Peki burda sen yenilmiş oluyorsun o değil ki dedim.
O şuan sevgilimsin sanıyor.
Ne?
Ama ben sevgili olmadığımızı söylemiştim ona Kuzey
-Kuzey; Hazal bunun artık bir önemi yok gerçekten sizi kaybetmek istemiyorum Hazal gerçekten lütfen bana inan lütfen.
Kendimi kullanılmış gibi hissediyordum ki gerçekten öyleydi. Azra direk kolumdan tutup beni çekip çıkardı cafeden. İkimizde mal gibi ağlıyorduk bir taksiye binip hemen eve gittik. Azra da benimle bizim eve geldi. Odama koşarak çıkıp, iki kutu çikolata alıp kaşıklamaya başladık sinirden mi? Krizden mi? Şu an onu düşünmüyordum, düşünemezdim ya da olanları konuşup, tartışırken Kuzey beni 30 kez aramıştı sanırım ama en çok Azra'ya üzüldüm bari onun yanında anlatmasaydı ne umutla gelmişti, Canım arkadaşım.
-Azra; Hazal hâla inanmıyorum bu gerçek olamaz ne yaşadık kızım biz?

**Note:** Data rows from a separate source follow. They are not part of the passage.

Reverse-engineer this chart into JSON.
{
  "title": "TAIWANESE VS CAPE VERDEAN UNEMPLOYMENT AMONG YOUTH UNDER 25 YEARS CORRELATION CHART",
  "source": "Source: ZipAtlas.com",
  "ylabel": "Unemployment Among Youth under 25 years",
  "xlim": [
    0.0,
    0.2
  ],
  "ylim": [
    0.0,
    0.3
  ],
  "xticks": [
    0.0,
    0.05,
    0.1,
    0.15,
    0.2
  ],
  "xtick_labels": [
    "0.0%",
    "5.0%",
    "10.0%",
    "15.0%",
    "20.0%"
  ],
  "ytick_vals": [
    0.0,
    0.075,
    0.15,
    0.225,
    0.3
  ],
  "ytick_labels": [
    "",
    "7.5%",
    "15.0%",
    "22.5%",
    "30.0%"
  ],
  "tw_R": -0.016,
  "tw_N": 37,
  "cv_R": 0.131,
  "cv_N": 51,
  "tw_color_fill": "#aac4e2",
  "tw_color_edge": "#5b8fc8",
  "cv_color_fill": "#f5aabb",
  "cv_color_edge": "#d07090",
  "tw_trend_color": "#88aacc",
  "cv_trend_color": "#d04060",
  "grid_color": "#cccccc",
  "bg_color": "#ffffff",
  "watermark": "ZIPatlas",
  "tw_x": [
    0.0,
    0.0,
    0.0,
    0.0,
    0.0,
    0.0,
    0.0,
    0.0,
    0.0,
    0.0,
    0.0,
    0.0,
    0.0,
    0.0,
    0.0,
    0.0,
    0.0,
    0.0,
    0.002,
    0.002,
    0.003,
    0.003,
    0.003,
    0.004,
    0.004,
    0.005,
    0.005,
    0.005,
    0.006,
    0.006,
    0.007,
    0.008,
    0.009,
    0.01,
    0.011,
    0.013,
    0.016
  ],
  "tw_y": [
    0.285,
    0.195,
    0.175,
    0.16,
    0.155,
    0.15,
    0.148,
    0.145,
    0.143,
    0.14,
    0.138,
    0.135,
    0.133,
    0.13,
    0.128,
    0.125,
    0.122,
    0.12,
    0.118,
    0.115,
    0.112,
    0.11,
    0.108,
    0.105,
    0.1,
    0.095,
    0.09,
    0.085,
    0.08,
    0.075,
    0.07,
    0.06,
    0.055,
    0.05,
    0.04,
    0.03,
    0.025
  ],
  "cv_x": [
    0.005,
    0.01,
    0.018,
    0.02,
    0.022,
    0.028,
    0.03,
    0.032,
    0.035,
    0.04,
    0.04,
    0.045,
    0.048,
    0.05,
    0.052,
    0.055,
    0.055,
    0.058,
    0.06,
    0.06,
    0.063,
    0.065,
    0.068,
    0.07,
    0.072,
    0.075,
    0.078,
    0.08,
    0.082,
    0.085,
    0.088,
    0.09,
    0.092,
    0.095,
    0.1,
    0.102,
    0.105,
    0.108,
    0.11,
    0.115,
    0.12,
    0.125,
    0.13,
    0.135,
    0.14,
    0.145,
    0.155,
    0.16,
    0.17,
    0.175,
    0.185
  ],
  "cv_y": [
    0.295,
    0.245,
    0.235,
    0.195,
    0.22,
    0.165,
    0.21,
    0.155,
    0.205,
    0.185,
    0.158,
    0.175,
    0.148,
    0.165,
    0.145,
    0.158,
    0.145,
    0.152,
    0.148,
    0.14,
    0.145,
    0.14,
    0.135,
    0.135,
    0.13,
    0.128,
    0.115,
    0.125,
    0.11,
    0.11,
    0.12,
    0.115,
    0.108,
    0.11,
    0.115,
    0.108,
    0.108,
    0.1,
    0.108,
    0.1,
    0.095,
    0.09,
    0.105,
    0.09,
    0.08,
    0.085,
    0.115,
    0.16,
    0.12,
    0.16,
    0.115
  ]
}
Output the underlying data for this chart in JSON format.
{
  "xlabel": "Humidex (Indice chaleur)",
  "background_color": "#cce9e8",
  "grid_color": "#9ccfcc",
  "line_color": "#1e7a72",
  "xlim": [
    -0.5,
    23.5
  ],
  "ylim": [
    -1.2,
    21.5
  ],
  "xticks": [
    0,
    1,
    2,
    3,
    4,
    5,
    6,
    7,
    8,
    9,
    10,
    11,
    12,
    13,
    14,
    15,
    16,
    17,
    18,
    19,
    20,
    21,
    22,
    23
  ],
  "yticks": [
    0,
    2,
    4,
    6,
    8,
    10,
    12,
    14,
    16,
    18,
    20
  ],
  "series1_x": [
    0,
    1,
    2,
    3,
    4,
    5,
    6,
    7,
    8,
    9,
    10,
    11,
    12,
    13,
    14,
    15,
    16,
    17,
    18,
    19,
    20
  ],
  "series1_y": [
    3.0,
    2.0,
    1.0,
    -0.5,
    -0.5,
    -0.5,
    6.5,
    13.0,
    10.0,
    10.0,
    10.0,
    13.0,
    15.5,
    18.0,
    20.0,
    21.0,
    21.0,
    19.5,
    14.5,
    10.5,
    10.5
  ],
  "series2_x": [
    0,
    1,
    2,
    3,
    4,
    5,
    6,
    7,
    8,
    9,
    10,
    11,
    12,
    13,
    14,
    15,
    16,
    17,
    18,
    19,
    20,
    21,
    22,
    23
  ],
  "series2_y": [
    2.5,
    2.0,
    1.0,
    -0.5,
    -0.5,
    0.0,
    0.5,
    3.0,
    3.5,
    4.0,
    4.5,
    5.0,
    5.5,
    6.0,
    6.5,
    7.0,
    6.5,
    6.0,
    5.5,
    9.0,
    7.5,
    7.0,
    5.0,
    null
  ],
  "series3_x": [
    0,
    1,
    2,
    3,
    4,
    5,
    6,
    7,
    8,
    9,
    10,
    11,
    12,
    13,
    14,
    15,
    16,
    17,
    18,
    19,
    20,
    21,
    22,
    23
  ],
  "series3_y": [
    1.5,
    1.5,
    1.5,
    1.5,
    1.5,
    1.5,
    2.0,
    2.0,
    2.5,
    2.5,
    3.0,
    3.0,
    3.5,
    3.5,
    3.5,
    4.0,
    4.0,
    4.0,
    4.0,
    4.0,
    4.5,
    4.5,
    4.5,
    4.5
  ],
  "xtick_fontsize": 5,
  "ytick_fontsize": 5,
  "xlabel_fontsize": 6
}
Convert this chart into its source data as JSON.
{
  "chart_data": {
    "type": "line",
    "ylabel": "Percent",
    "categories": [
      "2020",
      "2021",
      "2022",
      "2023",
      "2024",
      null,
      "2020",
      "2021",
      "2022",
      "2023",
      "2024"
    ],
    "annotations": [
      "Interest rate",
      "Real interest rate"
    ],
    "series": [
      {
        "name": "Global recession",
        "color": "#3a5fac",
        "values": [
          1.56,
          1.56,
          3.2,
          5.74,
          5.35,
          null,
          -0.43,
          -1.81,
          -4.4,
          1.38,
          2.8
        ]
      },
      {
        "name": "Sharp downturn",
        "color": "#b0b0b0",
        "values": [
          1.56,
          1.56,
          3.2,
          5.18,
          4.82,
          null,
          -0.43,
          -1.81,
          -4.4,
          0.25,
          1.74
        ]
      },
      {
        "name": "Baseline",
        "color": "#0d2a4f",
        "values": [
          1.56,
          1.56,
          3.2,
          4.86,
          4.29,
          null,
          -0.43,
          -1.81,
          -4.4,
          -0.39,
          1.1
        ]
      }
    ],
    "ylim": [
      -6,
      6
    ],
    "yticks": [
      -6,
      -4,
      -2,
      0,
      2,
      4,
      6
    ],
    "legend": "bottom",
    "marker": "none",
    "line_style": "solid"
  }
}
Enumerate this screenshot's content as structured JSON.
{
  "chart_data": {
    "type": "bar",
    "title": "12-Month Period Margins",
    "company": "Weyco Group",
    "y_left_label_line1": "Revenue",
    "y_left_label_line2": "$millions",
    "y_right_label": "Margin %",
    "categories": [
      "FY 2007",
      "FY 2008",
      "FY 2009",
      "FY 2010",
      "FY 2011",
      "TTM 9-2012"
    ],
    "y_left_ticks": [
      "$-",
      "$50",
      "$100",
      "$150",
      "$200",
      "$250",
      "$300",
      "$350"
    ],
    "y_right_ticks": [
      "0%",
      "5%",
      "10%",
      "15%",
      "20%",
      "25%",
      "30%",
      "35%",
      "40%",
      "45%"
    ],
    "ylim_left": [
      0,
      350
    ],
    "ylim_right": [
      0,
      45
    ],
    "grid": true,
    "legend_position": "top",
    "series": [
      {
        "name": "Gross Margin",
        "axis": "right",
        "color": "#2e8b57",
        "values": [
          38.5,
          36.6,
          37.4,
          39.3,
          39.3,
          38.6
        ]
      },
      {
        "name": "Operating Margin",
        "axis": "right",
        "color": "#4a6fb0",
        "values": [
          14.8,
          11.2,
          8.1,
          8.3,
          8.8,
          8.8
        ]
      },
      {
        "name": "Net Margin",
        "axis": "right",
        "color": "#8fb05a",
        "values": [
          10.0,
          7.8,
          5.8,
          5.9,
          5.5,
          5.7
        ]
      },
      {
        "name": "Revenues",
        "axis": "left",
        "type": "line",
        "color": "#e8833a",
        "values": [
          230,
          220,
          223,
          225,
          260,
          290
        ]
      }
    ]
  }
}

Ne bileyim ben yâ diyerek karşılık verdim.
Fena sarstı dedim sadece.
Telefonuma gelen mesajla hemen yönümü çevirip baktım. Kuzey'in attığı bilmem kaç tane mesajı Atlayıp Zorba yazan yere tıkladım zorba; demek öğrendin? Sen gittikten sonra sayende gözüme yumruk yedim:)
Ne? yumruk mu?
-Zorba; ne sandın ama Kuzey de az yemedi:)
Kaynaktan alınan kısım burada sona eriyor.